Benefits of Stationary Biking
Stationary biking is also a great form of cardiovascular exercise that provides a low-impact workout. Biking primarily targets the lower body, including the glutes, quadriceps, and hamstrings. According to the American Council on Exercise, a 155-pound person can burn up to 420 calories in an hour of moderate indoor cycling.
When it comes to a comparison between rowing and stationary biking, it ultimately depends on your personal preference and fitness goals. However, there are some differences to consider.
Firstly, rowing engages more muscle groups than stationary biking. According to a study published in the International Journal of Sports Medicine, rowing recruits 86% of the body’s musculature, while cycling recruits only 44%. This means that rowing is a more efficient exercise for building total-body strength and endurance.
Secondly, rowing is a weight-bearing exercise, which can help to improve bone density and reduce the risk of osteoporosis. On the other hand, stationary biking is not weight-bearing and does not provide the same benefits.

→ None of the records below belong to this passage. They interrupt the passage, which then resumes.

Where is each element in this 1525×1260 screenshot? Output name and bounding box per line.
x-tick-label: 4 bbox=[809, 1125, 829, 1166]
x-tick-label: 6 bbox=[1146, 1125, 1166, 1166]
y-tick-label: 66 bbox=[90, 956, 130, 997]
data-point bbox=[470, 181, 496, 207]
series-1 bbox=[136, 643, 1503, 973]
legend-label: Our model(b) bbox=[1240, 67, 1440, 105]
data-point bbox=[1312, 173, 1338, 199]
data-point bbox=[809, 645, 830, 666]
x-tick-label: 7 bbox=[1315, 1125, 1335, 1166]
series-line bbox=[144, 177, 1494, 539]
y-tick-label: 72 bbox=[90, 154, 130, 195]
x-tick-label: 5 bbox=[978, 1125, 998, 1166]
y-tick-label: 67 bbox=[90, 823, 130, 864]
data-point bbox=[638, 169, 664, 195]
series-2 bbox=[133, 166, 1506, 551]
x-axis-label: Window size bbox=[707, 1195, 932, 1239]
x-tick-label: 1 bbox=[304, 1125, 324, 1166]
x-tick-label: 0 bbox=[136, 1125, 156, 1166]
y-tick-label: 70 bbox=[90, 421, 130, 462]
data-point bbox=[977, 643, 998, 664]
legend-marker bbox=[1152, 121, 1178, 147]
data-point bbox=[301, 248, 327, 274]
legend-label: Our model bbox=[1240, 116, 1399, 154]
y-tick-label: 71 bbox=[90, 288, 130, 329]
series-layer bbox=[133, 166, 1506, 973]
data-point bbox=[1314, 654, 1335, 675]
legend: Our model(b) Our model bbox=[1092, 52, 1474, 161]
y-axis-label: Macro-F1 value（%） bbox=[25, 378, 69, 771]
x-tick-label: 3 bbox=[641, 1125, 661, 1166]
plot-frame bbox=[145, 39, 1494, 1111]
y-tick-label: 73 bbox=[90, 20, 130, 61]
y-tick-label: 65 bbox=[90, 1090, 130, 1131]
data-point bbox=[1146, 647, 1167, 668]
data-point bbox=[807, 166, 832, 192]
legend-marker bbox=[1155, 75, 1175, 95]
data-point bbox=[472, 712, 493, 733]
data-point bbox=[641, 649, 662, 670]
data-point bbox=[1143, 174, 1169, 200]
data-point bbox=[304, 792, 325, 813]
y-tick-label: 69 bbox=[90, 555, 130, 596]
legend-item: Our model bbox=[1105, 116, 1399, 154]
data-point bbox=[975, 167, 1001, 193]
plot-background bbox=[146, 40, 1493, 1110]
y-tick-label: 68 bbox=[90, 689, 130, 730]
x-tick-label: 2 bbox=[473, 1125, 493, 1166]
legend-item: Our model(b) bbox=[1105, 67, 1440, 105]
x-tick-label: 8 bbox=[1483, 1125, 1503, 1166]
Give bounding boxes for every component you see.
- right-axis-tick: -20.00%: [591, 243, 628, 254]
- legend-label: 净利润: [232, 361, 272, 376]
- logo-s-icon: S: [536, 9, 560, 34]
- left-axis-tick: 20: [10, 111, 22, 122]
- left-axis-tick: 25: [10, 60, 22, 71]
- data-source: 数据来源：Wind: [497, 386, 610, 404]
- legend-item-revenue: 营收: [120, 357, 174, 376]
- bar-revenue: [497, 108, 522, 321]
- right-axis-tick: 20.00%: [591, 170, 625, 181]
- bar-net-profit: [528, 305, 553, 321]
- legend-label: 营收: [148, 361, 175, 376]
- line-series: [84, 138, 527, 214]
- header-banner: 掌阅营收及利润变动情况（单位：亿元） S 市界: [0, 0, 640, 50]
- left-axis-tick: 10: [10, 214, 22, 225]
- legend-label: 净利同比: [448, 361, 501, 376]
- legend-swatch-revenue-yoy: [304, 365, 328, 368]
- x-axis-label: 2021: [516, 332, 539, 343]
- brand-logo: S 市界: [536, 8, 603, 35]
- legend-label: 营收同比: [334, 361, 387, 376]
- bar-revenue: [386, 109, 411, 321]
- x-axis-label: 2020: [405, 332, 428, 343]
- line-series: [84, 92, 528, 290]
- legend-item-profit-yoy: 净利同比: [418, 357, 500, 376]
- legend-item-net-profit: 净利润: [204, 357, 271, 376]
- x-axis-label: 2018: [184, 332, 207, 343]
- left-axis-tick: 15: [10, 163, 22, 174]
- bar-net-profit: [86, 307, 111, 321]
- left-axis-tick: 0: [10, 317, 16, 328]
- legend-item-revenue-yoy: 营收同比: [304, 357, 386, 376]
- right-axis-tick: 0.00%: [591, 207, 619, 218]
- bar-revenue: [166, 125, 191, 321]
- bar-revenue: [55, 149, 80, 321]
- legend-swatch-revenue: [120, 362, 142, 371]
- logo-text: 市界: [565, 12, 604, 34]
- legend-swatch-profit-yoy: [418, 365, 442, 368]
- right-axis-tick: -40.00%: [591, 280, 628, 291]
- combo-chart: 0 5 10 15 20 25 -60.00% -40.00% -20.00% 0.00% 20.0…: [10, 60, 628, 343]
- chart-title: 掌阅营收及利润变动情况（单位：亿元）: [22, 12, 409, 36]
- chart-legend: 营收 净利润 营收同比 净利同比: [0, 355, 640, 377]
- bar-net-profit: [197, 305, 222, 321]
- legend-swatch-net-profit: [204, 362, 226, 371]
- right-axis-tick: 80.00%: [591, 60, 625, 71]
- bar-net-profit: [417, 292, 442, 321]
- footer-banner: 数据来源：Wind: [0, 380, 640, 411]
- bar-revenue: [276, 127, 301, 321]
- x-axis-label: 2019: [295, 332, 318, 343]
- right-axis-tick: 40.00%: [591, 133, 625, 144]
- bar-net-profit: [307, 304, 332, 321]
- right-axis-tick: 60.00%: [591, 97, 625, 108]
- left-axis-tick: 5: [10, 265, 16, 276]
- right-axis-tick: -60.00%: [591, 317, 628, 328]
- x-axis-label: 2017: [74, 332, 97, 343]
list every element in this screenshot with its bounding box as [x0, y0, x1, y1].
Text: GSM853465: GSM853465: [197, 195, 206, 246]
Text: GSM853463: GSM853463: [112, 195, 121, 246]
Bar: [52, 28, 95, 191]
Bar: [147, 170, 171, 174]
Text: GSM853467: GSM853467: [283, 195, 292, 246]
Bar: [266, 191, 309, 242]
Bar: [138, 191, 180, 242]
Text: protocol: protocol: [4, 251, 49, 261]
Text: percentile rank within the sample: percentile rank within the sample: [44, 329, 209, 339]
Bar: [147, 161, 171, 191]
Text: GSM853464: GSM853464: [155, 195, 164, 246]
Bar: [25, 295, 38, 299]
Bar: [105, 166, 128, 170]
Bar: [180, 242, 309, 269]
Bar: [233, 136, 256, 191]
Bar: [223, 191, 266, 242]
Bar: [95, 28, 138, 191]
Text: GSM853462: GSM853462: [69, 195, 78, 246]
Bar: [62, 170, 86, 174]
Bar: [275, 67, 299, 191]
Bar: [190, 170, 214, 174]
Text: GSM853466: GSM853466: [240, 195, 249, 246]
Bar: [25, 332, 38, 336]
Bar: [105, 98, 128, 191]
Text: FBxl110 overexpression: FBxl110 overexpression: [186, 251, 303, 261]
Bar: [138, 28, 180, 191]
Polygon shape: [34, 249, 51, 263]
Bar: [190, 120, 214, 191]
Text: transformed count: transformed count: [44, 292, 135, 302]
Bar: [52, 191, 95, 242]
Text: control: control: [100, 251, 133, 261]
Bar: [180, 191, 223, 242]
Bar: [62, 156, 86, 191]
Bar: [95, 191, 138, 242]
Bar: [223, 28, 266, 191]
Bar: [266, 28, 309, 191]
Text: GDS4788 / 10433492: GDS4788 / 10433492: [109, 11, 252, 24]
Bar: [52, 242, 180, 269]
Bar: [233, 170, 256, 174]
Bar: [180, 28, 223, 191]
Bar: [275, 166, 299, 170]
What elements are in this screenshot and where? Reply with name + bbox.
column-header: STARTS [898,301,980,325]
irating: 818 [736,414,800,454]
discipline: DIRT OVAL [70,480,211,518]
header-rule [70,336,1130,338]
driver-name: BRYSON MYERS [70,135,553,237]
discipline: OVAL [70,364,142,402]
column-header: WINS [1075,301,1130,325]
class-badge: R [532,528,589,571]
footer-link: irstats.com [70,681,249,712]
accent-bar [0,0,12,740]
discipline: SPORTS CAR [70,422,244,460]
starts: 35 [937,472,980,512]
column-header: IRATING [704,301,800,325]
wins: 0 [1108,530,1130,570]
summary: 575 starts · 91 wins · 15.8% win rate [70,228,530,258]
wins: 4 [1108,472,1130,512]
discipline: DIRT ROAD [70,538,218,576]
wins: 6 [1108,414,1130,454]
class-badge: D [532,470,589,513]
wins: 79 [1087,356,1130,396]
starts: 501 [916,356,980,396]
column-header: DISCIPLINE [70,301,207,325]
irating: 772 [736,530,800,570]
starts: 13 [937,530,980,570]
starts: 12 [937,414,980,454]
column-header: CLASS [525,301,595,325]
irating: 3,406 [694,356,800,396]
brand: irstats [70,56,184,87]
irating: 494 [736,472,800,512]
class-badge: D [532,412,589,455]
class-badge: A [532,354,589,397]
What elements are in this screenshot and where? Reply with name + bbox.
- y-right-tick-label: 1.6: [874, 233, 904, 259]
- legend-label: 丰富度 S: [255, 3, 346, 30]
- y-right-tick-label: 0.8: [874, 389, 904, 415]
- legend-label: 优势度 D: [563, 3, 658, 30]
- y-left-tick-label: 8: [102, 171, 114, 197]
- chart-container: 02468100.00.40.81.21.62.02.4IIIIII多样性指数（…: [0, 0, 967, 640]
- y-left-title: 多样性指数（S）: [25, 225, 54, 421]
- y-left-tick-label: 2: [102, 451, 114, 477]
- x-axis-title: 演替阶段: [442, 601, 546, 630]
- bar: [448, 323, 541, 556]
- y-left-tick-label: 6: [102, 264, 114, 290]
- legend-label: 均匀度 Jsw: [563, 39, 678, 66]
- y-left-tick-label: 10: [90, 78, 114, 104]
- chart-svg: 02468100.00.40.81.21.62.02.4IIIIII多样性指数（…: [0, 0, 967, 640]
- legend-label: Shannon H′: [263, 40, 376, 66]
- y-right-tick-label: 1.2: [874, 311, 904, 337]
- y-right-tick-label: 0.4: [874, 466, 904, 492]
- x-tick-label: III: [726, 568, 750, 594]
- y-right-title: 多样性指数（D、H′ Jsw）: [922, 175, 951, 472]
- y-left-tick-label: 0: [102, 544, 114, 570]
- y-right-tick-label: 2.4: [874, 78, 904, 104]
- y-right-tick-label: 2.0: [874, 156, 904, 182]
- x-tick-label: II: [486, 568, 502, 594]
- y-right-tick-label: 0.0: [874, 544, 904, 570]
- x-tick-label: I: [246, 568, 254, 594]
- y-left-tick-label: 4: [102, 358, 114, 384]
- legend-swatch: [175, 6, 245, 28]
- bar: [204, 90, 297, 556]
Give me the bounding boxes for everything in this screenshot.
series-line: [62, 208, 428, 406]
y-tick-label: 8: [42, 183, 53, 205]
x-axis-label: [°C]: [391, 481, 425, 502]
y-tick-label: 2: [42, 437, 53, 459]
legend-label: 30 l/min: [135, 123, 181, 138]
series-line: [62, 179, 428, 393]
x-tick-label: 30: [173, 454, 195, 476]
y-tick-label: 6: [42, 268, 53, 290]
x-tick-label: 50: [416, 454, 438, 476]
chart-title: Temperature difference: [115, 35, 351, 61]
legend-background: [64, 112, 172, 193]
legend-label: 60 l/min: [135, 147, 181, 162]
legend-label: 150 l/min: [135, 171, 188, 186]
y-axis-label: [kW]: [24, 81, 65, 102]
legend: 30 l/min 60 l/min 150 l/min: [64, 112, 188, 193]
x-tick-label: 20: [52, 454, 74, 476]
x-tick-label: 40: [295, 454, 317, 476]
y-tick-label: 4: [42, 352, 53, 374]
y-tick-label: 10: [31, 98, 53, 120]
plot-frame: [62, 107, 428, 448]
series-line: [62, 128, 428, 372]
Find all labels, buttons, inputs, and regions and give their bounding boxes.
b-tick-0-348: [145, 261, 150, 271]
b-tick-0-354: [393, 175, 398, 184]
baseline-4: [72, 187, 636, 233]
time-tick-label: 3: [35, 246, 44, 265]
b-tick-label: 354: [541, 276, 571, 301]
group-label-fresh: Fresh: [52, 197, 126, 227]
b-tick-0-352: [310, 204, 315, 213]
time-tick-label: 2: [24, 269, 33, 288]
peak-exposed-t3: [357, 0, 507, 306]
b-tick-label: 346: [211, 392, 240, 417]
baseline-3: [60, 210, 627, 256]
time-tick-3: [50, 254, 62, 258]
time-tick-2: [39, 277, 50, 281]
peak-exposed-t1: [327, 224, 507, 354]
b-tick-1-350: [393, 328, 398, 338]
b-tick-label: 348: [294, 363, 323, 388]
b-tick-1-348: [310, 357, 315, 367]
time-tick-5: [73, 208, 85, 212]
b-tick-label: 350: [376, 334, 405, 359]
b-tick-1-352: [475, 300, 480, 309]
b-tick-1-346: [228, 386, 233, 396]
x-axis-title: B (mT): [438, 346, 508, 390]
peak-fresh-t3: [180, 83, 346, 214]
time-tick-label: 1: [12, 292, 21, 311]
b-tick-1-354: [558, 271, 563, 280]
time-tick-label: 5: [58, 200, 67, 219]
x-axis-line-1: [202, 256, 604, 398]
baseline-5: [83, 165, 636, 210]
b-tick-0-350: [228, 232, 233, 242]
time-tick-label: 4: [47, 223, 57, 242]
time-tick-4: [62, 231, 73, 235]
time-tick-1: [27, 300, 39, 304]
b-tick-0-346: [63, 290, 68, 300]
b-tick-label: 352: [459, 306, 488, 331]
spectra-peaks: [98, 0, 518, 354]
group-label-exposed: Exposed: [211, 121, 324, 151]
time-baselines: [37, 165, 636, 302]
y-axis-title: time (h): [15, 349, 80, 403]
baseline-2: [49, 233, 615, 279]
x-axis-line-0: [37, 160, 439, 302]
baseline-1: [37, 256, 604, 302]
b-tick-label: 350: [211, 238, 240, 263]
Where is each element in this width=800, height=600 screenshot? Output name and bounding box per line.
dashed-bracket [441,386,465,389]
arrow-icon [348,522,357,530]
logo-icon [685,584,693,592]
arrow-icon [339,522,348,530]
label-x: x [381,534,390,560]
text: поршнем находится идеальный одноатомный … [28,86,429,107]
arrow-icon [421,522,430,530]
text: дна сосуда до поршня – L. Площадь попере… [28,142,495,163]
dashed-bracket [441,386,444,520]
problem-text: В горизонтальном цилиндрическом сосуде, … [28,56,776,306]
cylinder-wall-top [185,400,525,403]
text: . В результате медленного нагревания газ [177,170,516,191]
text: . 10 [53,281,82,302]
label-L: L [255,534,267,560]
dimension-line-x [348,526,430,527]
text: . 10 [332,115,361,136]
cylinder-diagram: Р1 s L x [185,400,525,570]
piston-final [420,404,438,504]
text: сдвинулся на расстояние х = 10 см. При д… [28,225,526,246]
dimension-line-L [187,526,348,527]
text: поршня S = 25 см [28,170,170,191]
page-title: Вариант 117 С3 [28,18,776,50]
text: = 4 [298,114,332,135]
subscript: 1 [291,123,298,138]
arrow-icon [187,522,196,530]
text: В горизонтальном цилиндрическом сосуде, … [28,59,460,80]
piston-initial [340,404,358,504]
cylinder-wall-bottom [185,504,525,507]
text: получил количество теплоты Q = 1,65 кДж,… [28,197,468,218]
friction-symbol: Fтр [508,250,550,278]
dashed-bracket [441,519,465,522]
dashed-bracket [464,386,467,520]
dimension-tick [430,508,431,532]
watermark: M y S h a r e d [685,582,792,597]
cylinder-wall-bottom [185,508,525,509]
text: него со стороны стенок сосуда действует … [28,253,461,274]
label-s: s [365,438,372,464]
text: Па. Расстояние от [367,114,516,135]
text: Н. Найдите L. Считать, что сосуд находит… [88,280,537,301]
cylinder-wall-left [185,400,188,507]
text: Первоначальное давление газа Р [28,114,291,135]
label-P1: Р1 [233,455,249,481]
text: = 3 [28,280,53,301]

Dr. Cameron Nicol, a sports medicine physician, suggests that rowing is a better workout than stationary biking. In an interview with The Globe and Mail, he states that “rowing is a great way to work your upper and lower body, and can help improve your posture.” He also notes that rowing can be modified for different fitness levels, making it a good option for beginners and advanced athletes alike.
Both rowing and stationary biking provide a great workout and offer numerous health benefits. Ultimately, the decision between which exercise to do comes down to personal preference and fitness goals. However, if you are looking for an efficient workout that engages multiple muscle groups and helps to improve posture and bone density, rowing may be the better option.